In more encouraging news, most countries in the report managed to double or triple their output of research during the last ten years. However, their papers are cited less frequently than those from other nations. Muslim countries have an average of 5.7 citations per paper compared with 9.7 for South Africa and 13.8 for Israel, according to figures from Thomson Reuters ISI Web of Science. (See related story: A New Way to Measure the Importance of Arabic Research.)
Reports such as this provide data to a region where hard statistics can be challenging to come by. As such, it offers the hope of building on areas of previous success. “This offers opportunities for mutual learning among the affected countries on how to improve higher education,” says a Kenyan scientist, Calestous Juma, director of the Science, Technology and Globalization Project at Harvard University.
The report’s findings are not unique to Muslim countries, Juma said. “The same dynamics apply in Africa.”
To face the scientific and educational challenges the report outlined, its authors called for science curricula and teaching methods to be reformed. The report also advocated for a broader education of scientists and engineers to enable them to address complex challenges across disciplines.
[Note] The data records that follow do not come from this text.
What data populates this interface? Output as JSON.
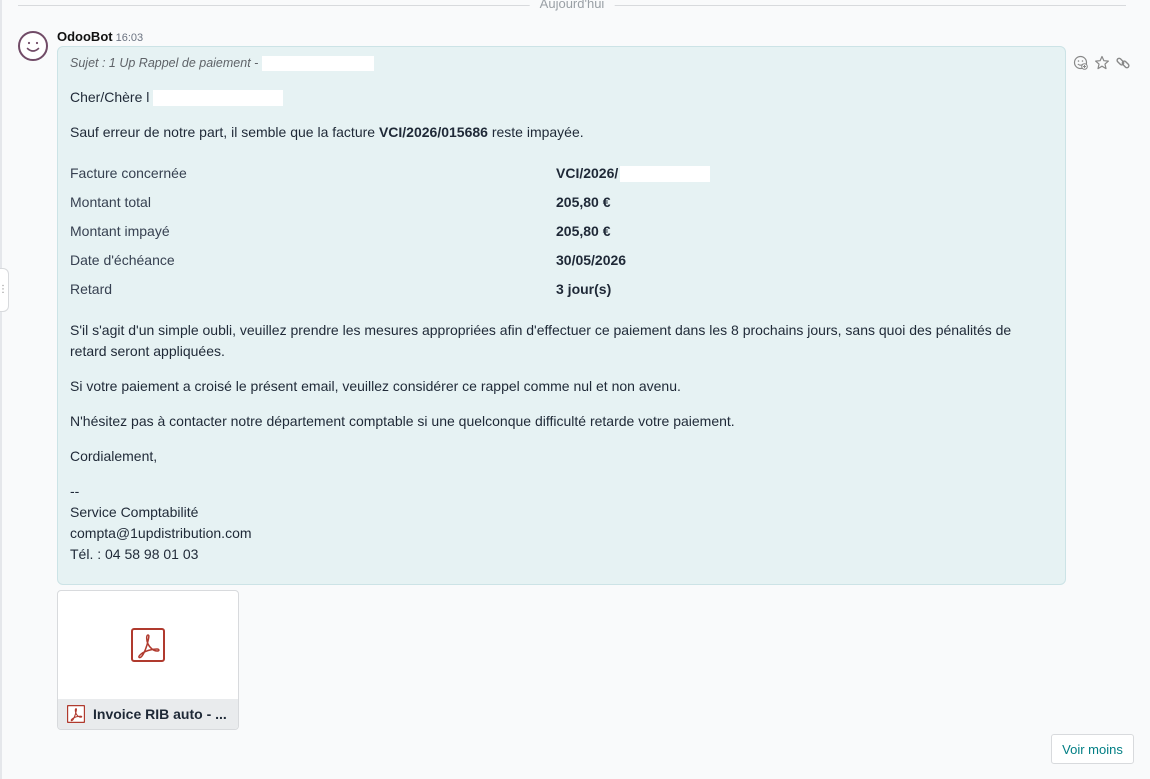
{
  "day_separator": {
    "label": "Aujourd'hui"
  },
  "message": {
    "author": "OdooBot",
    "time": "16:03",
    "subject": "Sujet : 1 Up Rappel de paiement -",
    "greeting": "Cher/Chère l",
    "intro_before": "Sauf erreur de notre part, il semble que la facture ",
    "intro_invoice": "VCI/2026/015686",
    "intro_after": " reste impayée.",
    "details": [
      {
        "label": "Facture concernée",
        "value": "VCI/2026/"
      },
      {
        "label": "Montant total",
        "value": "205,80 €"
      },
      {
        "label": "Montant impayé",
        "value": "205,80 €"
      },
      {
        "label": "Date d'échéance",
        "value": "30/05/2026"
      },
      {
        "label": "Retard",
        "value": "3 jour(s)"
      }
    ],
    "para1_line1": "S'il s'agit d'un simple oubli, veuillez prendre les mesures appropriées afin d'effectuer ce paiement dans les 8 prochains jours, sans quoi des pénalités de",
    "para1_line2": "retard seront appliquées.",
    "para2": "Si votre paiement a croisé le présent email, veuillez considérer ce rappel comme nul et non avenu.",
    "para3": "N'hésitez pas à contacter notre département comptable si une quelconque difficulté retarde votre paiement.",
    "closing": "Cordialement,",
    "signature": {
      "separator": "--",
      "department": "Service Comptabilité",
      "email": "compta@1updistribution.com",
      "phone": "Tél. : 04 58 98 01 03"
    }
  },
  "attachment": {
    "name": "Invoice RIB auto - ...",
    "icon": "pdf-icon"
  },
  "actions": {
    "voir_moins": "Voir moins",
    "icons": [
      "add-reaction-icon",
      "star-icon",
      "link-icon"
    ]
  },
  "colors": {
    "bubble_bg": "#e6f2f3",
    "avatar_ring": "#714b67",
    "pdf_red": "#b03a2e",
    "link_teal": "#017e84"
  }
}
Additionally, it recommended more autonomy for universities and a zero tolerance policy on plagiarism and other forms of academic misconduct.
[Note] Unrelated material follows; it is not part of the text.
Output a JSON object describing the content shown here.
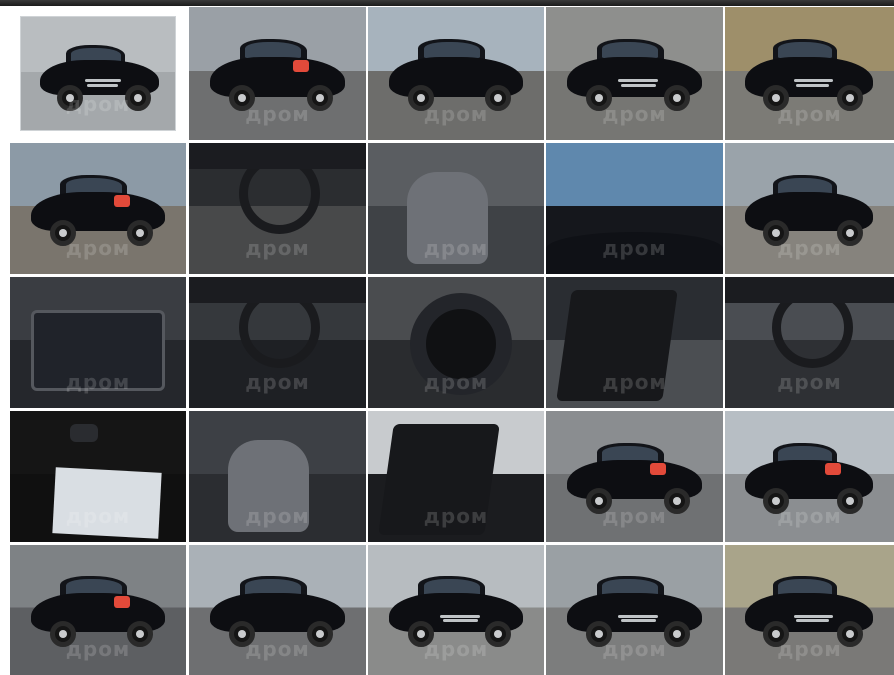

Although a number of Arab institutions are advancing in the international rankings of universities, the report warned of the perils of chasing rankings at the expense of real reform.
The report called for universities across the Muslim world to join a voluntary Network of Excellence of Universities for Science (NEXUS) that will be launched next year with an aim of bringing about some of these changes.
Former Pakistani minister of science and technology and UNESCO science laureate Atta-ur-Rahman points out that for much of these reforms, money is needed. Muslim and Arab countries on average invest less than 0.5 and 0.3 percent of their GDP on research respectively, which is less than the world average of 1.78 percent. The range is wide, though—Qatar spends 2.9 percent while Kuwait spends 0.09 percent, according to the MIT Technology Review Pan Arab Edition.
He also argued that universities and research centers should be “strongly linked to industry for supporting the establishment of manufacturing industries in high technology fields.”
Rahman called on politicians in the Arab world and other Muslin countries to increase their treasuries’ allocation of funds to education and science. “No one will help us,” he said. “We must help ourselves.”